Whenever I get home from my big jobby-job and I haven’t scratched the code itch, I satisfy it with some dumb one-off personal project that only I will ever use or have use for. The projects that grip me the most are the ones that have the highest ratio of unreasonable-but-interesting things to work on. I might be the only person on the planet that’s interested in having an app for managing Minecraft servers on macOS, but I want it! It’s fun to work on things that don’t have value to anyone but yourself, because the bespoke-ness gives it value.
So, I chose the hard path with this project. Making a SwiftData, Core Data, or even a JSON-backed app would have been easy. I wouldn’t have made it, though. The struggle is the whole reason I care about it. All of that effort, the lost sleep, it’s all worth it when I eventually feel like God’s gift to programming for figuring out what one config option I was missing and everything clicks. If LLMs end up owning the world in five years I don’t want my critical thinking and problem solving skills to atrophy. I can say that I made this absolutely dumb and pointless project with my bare hands.
db
On the off-chance that you too, dear reader, are also trying to host your own Convex instance in a Docker container behind a Traefik reverse proxy on macOS, then you should know that this one line cost me about half a day’s worth of sanity.

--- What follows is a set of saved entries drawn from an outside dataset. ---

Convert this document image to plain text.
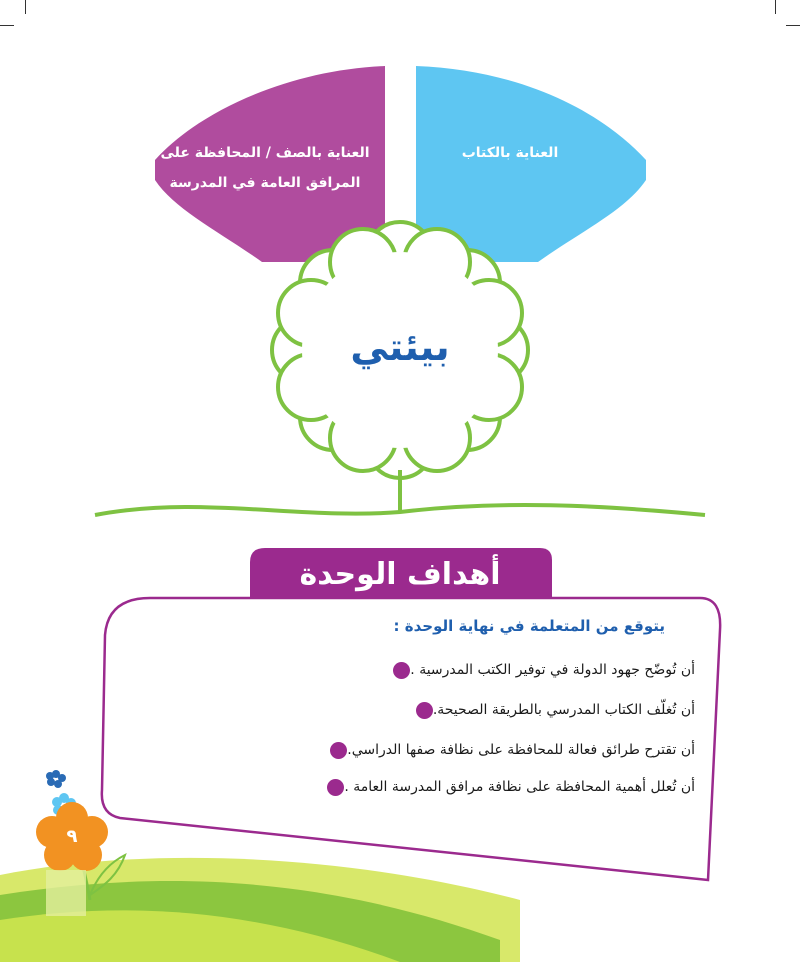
العناية بالصف / المحافظة على المرافق العامة في المدرسة
العناية بالكتاب
بيئتي
أهداف الوحدة
يتوقع من المتعلمة في نهاية الوحدة :
أن تُوضّح جهود الدولة في توفير الكتب المدرسية .
أن تُغلّف الكتاب المدرسي بالطريقة الصحيحة.
أن تقترح طرائق فعالة للمحافظة على نظافة صفها الدراسي.
أن تُعلل أهمية المحافظة على نظافة مرافق المدرسة العامة .
٩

"traefik.http.services.your-service-name.loadbalancer.server.url=http://localhost:6791"
This line in your Labels section of your services’ Docker Compose file will save so much headache. I swear I watched so many different videos on Traefik and never saw one talk about this. Traefik seems to automatically generate a load balancer service for your routes, and this line tells Traefik that the traffic for the service should point at that URL. When you self-host Convex, it expects traffic at a certain location - in this example, the dashboard expects traffic at port 6791. This applies to any port you’d want to map a route to.
All of the tutorials I watched talked about putting nginx or other web hosts behind the proxy, which assumes traffic at port 80. This is kind of the default case here, so I never saw any examples that pertained to my specific use case. This line was the missing link, and after that everything magically started working.
There’s a tension in my writing above between going full “AI bad” and getting value out of using LLMs to solve problems. As I said, I eventually used GLM-5 through OpenCode to figure out the handful of things I was getting wrong in my config files. Yet, I proclaim that I’ve crafted this “with my bare hands”! Hypocrite?!
I think there’s things that LLMs are extremely transformative for. Code, for example. I also think that there’s an inexcusable and inescapable amount of social and ethical implications of a technology that’s essentially a universal information multiplier. It’s the perfect excuse for vampiric venture capital-funded husks to push their selfish, anti-social and late-stage-capitalistic agendas. I think there’s a world where this technology can be used equitably for the benefit of everyone, but I don’t think Sam Altman or Dario Amodei are gonna be the ones to do it.